Baz is in my arms. Tyrannus Basilton Grimm Pitch. My nemesis, a vampire, a boy. All the things I never thought I saw coming. I'm falling in love with a snarky, sarcastic, and affectionate boy.

                  A boy who's tall, lean and yet muscular with raven hair that reaches his shoulders, that he's obsessed with styling, and mesmerizing grey eyes that make me stop dead in my tracks. A boy talented and intelligent enough to speak and cast spells in multiple languages, play the violin, excel at every class, and win every football game. A boy who's self-conscious, scared and lonely. A boy whose mother died. Who turned into a creature feared by everyone around him.
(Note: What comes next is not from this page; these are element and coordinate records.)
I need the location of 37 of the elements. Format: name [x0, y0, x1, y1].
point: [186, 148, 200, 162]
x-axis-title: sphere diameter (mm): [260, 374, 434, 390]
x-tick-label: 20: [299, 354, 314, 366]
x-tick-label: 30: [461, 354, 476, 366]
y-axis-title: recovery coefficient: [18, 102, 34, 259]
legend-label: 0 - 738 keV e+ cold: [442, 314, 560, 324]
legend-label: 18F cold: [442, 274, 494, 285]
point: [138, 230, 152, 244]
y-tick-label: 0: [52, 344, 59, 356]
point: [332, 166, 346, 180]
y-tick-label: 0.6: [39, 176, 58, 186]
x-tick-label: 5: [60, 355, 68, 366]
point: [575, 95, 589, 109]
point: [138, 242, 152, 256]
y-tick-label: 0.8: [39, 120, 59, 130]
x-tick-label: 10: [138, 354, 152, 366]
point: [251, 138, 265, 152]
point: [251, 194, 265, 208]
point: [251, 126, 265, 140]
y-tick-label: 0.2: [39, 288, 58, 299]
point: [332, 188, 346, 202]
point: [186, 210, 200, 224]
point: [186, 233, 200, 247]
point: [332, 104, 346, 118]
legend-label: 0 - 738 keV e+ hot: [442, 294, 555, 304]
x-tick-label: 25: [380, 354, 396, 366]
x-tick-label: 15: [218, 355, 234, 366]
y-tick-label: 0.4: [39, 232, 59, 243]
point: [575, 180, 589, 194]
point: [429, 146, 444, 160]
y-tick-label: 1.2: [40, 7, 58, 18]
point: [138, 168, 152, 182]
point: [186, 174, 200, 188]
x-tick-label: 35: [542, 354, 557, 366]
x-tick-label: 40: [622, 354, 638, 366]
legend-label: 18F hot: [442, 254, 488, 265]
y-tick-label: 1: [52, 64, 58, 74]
A boy who had no one to rely on, but himself. . .

                 I finally understood Baz.

                And I held him even tighter.

                 I'm in love with Baz. . . And he's in my arms, he's nuzzling into my neck, tangling his long porcelain legs with mine. I feel warm and fuzzy all over, and his long dark hair tickles me. I smile so hard, my face hurts. And those beautiful, smoldering grey eyes look up at me and there's a small, sleepy smile on Baz's perfect lips.

                 "Go to sleep, Bazzy," I whisper in his ear, filling all the space between our bodies. He only cuddles further into me, and his breathing gradually slows. Watching him sleep in my arms; hearing his soft, muffled breath, I feel complete. I feel whole.

                  And I press my lips against his, feather-light, while he sleeps. My heart races in my chest, Aleister Crowley, his mouth tastes better than scones, and his soft pretty lips are slightly parted, drawing on all my strength to avoid slipping my tongue in between.    

                  Threatening to burst out of my chest, my heart beats faster than ever, because I can feel his warm breath on my mouth! This boy. . . I thought he was the bane of my existence, until I realized he is the love of my life. I fall asleep thinking, I have to tell Penny about this! 'Cause I'm so overwhelmed and excited. I kissed my sworn nemesis!

                  I kissed Baz Pitch!!

                  Love is pouring out of my heart, flooding my veins, and filling every hole in me.

                  I'm in love, and I love it. I love him, I love Baz, like I've never loved anyone before.